Sutri – Pizzicarms Onlus e il Colle Diana Caffè, propongono un nuovo, importante incontro del Caffè Letterario.
Per il quarto appuntamento di questa stagione, domenica 14 gennaio alle 17,30, con ingresso gratuito, a Sutri, al centro sportivo di Colle Diana si terrà l’incontro con l’architetto Mario Dinarelli e il suo libro: “Un itinerario sospeso sui paesaggi della Tuscia -storie di città (im) possibili”.
Moderatore dell’incontro sarà Marco Cavazza.
Mario Dinarelli studia architettura all’Università La Sapienza di Roma, dove si laurea nel 1979 con una tesi sul restauro dei monumenti, dibattuta con Bruno Zevi. In quel periodo si interessa alle manifestazioni culturali che avvengono in città; particolare impressioni lasciano in lui il teatro di Eduardo de Filippo e di Carmelo Bene, il gruppo di danza di Maurice Béjart, e le mostre di Villa Medici: Corot, Matisse, Braque.
Dal 1980 dirige l’ufficio Urbanistico del comune di Bolsena e di Sutri, in provincia di Viterbo, e collabora con altri comuni come esperto in materia paesaggistica. Si tratta, come dice il titolo di un “ itinerario sospeso” su una Tuscia dai confini dilatati tra Lazio, Umbria e Toscana.
Il tutto muove da uno scritto che l’architetto e storico dell’architettura Paolo Portoghesi inviò all’autore come presentazione di una mostra di alcuni suoi disegni che avevano per oggetto i paesi ed i paesaggi della Tuscia . In quei disegni (incisioni) appare una Tuscia reale e a volte immaginaria.
Lo scritto autografo di Portoghesi è stato inserito nella premessa del testo.

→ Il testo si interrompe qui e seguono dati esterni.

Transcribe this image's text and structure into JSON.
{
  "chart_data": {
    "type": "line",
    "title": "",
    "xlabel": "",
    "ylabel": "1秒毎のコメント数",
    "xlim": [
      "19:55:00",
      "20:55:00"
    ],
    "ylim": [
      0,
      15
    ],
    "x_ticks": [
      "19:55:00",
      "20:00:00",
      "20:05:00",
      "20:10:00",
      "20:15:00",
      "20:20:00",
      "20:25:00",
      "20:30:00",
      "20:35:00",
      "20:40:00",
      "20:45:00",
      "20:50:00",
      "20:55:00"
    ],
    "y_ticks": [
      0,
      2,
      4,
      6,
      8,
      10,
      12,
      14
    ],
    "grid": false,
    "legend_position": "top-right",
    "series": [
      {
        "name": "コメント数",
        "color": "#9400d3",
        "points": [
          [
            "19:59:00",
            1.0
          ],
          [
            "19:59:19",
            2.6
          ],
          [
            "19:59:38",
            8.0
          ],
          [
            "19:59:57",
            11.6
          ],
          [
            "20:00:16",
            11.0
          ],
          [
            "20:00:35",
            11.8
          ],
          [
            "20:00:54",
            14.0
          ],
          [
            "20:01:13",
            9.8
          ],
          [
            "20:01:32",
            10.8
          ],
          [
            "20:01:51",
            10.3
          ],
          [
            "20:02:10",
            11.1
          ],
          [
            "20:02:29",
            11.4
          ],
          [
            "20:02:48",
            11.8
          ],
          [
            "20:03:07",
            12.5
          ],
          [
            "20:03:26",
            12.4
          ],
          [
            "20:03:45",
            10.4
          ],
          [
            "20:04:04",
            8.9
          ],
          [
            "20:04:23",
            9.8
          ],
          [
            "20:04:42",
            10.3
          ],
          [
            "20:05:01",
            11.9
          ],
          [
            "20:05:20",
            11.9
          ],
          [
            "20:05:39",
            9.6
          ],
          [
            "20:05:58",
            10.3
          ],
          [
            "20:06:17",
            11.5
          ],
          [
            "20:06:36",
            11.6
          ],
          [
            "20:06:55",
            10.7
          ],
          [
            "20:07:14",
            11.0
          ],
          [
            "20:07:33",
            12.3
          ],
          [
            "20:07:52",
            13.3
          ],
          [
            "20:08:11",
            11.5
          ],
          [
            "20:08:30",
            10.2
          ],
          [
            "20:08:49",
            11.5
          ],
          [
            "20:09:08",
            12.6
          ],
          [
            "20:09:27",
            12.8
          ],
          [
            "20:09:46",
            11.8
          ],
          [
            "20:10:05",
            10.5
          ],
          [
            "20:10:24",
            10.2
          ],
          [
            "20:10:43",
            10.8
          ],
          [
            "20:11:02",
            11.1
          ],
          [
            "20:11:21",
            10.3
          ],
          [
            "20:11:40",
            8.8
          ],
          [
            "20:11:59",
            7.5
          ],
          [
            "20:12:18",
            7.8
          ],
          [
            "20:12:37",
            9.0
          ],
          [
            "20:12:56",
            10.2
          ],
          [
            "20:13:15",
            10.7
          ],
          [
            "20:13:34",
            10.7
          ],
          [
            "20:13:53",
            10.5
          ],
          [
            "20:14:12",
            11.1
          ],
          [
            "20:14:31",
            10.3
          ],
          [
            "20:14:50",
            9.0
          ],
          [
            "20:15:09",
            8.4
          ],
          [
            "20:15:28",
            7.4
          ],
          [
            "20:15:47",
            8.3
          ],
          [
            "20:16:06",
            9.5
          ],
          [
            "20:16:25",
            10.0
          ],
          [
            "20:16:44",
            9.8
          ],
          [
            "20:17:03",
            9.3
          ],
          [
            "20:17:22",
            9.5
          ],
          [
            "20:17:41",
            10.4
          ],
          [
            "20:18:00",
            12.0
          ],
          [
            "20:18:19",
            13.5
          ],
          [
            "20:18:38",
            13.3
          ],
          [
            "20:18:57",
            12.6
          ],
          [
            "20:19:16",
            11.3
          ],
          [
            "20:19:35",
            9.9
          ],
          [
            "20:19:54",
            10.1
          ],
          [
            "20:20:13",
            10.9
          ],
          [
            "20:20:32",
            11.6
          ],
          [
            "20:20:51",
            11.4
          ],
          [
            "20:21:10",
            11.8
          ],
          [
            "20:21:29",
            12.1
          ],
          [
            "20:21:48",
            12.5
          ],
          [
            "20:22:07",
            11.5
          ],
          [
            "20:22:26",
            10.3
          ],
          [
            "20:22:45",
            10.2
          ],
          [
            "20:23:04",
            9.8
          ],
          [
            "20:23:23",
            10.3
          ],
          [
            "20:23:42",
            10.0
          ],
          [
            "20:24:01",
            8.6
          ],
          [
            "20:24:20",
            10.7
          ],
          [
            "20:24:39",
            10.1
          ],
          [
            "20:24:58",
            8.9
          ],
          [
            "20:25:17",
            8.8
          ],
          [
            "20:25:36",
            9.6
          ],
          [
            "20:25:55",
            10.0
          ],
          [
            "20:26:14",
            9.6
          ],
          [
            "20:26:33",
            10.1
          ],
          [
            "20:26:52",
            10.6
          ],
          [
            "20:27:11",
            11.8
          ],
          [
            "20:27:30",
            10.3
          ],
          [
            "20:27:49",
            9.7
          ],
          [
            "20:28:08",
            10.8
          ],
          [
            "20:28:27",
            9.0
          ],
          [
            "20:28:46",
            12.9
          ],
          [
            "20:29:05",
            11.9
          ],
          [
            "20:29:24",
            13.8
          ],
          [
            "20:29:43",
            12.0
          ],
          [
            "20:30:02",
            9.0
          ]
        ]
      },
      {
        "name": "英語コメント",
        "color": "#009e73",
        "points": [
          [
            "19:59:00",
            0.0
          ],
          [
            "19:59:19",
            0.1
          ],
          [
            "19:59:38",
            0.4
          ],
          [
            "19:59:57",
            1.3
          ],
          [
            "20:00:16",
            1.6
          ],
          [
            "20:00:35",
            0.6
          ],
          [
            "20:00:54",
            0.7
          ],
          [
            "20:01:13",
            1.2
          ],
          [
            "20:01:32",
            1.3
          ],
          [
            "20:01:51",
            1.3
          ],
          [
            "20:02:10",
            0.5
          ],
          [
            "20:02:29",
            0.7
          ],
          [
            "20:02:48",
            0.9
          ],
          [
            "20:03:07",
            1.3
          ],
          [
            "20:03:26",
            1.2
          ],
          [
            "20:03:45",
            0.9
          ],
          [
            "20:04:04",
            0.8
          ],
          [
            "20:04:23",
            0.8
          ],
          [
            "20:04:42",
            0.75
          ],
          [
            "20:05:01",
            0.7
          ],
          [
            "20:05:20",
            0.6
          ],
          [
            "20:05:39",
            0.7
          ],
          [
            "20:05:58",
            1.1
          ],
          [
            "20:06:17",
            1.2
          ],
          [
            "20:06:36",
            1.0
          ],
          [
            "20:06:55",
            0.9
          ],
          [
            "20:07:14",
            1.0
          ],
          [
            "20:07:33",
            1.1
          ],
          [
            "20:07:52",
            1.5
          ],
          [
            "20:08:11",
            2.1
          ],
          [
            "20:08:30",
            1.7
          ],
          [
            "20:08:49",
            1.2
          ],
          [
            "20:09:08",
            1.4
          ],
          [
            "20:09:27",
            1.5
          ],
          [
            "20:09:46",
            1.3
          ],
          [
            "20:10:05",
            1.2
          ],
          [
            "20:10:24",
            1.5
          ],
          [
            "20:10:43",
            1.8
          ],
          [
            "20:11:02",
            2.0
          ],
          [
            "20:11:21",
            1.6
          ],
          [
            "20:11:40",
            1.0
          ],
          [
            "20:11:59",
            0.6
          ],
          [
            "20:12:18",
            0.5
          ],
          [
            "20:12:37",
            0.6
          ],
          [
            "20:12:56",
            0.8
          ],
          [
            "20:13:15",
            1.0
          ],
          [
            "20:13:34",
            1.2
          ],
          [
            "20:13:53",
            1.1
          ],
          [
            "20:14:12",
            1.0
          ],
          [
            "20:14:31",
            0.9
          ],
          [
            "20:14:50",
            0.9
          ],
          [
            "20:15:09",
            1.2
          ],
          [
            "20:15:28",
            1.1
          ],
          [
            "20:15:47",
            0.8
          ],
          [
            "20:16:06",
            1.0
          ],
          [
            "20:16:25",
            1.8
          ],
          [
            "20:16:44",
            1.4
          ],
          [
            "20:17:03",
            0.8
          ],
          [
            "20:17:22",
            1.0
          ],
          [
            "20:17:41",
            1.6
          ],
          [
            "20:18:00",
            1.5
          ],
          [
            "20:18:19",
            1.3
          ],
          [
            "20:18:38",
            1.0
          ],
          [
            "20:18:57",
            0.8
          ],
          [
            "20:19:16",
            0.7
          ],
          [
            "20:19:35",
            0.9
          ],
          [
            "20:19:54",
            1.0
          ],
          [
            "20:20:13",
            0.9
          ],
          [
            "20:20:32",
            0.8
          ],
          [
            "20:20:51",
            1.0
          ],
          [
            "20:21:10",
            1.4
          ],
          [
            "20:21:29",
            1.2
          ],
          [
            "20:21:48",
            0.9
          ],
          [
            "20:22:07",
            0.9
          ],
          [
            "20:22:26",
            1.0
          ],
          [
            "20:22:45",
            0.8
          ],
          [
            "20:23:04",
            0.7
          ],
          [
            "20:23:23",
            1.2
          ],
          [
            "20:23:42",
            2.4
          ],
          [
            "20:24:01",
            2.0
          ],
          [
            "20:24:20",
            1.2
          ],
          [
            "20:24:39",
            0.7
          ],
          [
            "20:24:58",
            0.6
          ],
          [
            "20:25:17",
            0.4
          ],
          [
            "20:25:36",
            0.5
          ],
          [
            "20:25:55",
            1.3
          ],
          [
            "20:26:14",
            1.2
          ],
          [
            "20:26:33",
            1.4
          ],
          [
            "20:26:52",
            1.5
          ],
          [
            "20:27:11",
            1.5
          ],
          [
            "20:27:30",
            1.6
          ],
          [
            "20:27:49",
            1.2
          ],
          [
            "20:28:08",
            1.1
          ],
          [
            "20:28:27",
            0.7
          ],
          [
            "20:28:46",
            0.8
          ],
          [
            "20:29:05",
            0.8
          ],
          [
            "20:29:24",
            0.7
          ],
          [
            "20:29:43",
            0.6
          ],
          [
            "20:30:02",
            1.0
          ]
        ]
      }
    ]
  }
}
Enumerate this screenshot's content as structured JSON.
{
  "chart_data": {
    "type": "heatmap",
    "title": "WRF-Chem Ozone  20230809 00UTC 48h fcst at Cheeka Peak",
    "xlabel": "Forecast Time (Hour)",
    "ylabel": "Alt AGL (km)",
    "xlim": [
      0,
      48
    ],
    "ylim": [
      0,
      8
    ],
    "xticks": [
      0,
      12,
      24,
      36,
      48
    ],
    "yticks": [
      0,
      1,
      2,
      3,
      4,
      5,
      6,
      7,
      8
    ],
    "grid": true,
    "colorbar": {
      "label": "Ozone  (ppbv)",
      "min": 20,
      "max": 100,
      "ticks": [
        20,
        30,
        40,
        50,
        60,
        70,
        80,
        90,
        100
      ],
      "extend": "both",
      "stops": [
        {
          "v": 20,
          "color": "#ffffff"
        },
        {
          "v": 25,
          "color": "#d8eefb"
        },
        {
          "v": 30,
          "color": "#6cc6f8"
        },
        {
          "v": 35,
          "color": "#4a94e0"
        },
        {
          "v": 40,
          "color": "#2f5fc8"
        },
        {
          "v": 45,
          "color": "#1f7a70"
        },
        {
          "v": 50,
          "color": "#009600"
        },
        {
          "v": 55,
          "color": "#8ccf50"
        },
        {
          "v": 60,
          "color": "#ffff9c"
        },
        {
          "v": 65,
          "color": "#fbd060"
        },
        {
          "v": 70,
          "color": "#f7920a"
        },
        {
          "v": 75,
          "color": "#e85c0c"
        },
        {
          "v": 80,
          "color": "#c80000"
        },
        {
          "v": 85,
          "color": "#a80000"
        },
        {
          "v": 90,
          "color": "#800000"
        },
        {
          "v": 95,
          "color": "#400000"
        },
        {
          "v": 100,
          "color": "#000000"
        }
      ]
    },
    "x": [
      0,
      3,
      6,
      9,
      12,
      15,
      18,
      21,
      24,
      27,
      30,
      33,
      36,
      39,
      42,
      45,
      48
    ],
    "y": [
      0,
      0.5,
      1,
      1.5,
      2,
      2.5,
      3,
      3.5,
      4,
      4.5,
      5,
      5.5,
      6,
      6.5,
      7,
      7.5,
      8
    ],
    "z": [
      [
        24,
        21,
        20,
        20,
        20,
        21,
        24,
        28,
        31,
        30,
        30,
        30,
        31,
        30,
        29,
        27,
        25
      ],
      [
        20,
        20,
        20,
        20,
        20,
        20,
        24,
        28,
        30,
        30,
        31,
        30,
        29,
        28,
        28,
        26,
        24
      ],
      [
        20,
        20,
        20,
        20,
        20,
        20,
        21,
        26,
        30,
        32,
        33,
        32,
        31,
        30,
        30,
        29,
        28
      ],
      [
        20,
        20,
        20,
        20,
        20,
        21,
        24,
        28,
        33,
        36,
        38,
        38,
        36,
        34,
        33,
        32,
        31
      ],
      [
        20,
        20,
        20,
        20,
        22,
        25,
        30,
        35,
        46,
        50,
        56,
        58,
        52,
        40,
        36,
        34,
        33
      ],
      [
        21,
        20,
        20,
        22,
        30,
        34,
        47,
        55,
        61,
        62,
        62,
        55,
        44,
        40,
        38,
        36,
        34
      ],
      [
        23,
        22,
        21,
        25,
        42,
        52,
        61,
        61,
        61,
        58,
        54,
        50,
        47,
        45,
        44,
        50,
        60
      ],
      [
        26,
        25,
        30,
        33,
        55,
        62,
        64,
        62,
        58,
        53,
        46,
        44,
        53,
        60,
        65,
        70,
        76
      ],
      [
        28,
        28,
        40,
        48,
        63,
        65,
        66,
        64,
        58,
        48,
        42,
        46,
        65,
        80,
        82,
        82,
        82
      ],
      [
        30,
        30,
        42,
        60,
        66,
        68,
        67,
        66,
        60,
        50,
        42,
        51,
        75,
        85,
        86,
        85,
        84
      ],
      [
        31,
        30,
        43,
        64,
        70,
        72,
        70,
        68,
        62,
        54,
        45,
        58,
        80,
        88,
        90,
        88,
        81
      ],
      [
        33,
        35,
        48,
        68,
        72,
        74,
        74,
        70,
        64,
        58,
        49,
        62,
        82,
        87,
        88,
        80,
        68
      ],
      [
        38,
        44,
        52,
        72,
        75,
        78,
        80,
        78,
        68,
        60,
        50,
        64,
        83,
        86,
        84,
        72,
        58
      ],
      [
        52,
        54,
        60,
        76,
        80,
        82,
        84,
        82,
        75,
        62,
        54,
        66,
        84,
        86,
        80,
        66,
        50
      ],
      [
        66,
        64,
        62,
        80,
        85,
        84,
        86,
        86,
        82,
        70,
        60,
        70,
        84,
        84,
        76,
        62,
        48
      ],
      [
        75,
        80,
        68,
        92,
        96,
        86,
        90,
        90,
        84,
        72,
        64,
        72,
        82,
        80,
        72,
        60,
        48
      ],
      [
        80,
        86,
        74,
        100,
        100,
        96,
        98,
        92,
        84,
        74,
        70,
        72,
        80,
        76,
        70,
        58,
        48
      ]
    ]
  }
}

Portoghesi è stato di stimolo per l’autore per sviluppare la rappresentazione dei vecchi centri storici con una amorevole attenzione ai luoghi ed ad annotare nel tempo, questi appunti di viaggio.
La combinazione tra i disegni ed il racconto dei luoghi, a volte singolare e poco conosciuto, aiuta la lettura e la conoscenza del territorio in profondità e attraverso alcuni rimandi culturali il lettore è invitato alla riflessione.
I paesaggi e le città vengono raccontati come se fossero persone (esempio “chi è Orvieto”,“ il divenire di Orvieto”, “ l’immaginario di Orvieto”).
L’ itinerario sospeso attraverso una impostazione varia e leggera si sofferma in particolare su alcuni paesaggi e su alcune città esemplari per la loro singolare bellezza ed il loro mistero. Queste città vengono chiamate città impossibili (Orvieto, Bolsena, Sutri , Civita di Bagnoregio, Latera, Castro, Pienza, Pitigliano, Bassano in Teverina ed altre ancora in Valdorcia, sull’Amiata e sui monti Cimini). Verranno inoltre esposte opere grafiche e pittoriche dello stesso architetto Dinarelli.